ADR-0002: Coordinator topology — single Raft group, single region (v1)
Status: Accepted
Date: 2026-04-30
Context
BigFleet’s global coordinator is a small, low-write-rate state machine: shard membership, cluster→shard mapping, topology-domain→shard assignments, quota allocations, provider registry. At 100M nodes the coordinator’s state is on the order of a few megabytes (after the per-domain assignment fix in docs/plan.md §10.1) with steady-state writes around 10/sec.
The plan calls for the coordinator to be replicated for availability. Three replicas with a consensus protocol is the canonical answer. The open question is the topology of those replicas.
Three candidate shapes existed when this decision was made:
- Single Raft group, single region. Three replicas in three AZs of one operator-chosen region.
- Single Raft group, multi-region. Replicas spread across regions.
- Hierarchical / federated. A top-level coordinator with regional sub-coordinators.
Tradeoffs:
- Option 1: simplest.
hashicorp/raftis well-understood for this shape.

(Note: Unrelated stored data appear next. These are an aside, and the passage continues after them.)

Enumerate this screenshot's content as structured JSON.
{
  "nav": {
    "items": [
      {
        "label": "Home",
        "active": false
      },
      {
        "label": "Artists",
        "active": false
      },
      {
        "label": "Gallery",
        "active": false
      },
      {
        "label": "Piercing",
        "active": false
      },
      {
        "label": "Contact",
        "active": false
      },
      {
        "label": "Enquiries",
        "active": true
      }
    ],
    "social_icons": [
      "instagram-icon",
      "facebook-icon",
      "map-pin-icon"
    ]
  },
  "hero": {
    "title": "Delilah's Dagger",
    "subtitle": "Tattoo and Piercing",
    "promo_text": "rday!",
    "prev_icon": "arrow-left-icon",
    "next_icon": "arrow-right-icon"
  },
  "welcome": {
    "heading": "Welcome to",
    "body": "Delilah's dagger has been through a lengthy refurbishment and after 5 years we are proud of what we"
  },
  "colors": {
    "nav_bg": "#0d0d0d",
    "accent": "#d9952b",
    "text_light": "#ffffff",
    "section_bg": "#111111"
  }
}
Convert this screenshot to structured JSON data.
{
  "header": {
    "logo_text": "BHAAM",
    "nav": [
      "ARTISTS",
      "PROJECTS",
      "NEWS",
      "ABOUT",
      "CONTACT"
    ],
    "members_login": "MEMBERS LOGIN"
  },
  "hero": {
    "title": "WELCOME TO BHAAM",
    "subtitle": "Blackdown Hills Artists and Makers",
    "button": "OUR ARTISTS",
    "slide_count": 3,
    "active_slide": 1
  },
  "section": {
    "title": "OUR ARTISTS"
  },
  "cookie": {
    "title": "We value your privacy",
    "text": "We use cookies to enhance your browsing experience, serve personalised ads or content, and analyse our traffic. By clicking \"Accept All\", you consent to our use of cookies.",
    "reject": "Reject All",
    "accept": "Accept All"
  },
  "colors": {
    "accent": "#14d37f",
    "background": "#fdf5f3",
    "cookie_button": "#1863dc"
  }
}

Median write latency is millisecond-class. The cost is a SPOF at the chosen region for cross-shard rebalancing — but not for the data plane, because BigFleet is statically stable and shards continue to provision from their existing allocations during a coordinator outage. A regional outage is therefore degraded service, not lost service. - Option 2: cross-region Raft writes pay inter-region RTTs (tens to hundreds of ms) on every quorum. At 10 writes/sec this is fine arithmetically, but burst events (mass spot reclamation, AZ failure) push write rates higher and the latency floor matters then. Operationally it also doubles the failure surface: WAN flapping causes leader churn that single-region deployments don’t see.
- Option 3: real engineering. Hierarchical means a new tier of code, a new failure mode (regional coordinator divergence), and a substantially larger v1 surface area. The papers don’t require it; the design memory doesn’t require it; nothing about 100M nodes intrinsically requires it given the per-domain assignment model.
Static stability — the property that the data plane keeps running with the coordinator down — is the load-bearing safety net here. It is what makes a single-region coordinator a defensible choice for v1.
Decision
For v1, the coordinator is a single Raft group of three replicas, deployed in a single region of the operator’s choice. The operator places the three replicas across three AZs of that region for AZ-level fault tolerance.
Backing store: hashicorp/raft + BoltDB on local disk per replica. Snapshots written periodically to local disk; off-host DR copies to durable object storage are tracked as a separate concern (docs/plan.md §10.8) and do not change this topology decision.
Cross-region fleets are explicitly supported as a deployment — i.e., shards and clusters can live in any region — but the coordinator itself is not. A regional outage in the coordinator’s region halts cross-shard rebalancing and cross-shard preemption fleet-wide for the duration of the outage. The data plane (shards) continues to operate against its existing allocations.
Consequences
- Simpler implementation. One Raft group, one well-trodden library, one set of operational runbooks.
- Documented SPOF. Operators running cross-region fleets must understand that the coordinator’s region is the SPOF for fleet-wide rebalancing. The scaling guide will state this explicitly.
- Static stability does the heavy lifting. Any future regression that introduces a hot-path coordinator dependency from the data plane breaks the safety net that makes this decision defensible.
pkg/shardmust not importpkg/coordinator. CI should enforce this with an import-graph check. - Multi-region coordinator is post-v1. When we revisit, candidates are: (a) a Raft group with witness replicas in remote regions, (b) a hierarchical scheme with regional coordinators, (c) accepting commercial-grade dependencies (Spanner, FoundationDB) for organisations that already have them. The decision is not pre-made; a future ADR will supersede this one.
- Operational levers when the coordinator is down: shards continue using their assigned allocations. Cross-shard preemption pauses. The operator should be alerted; runbook is “wait for coordinator recovery” rather than “fail over to another region”, because we have not built that path.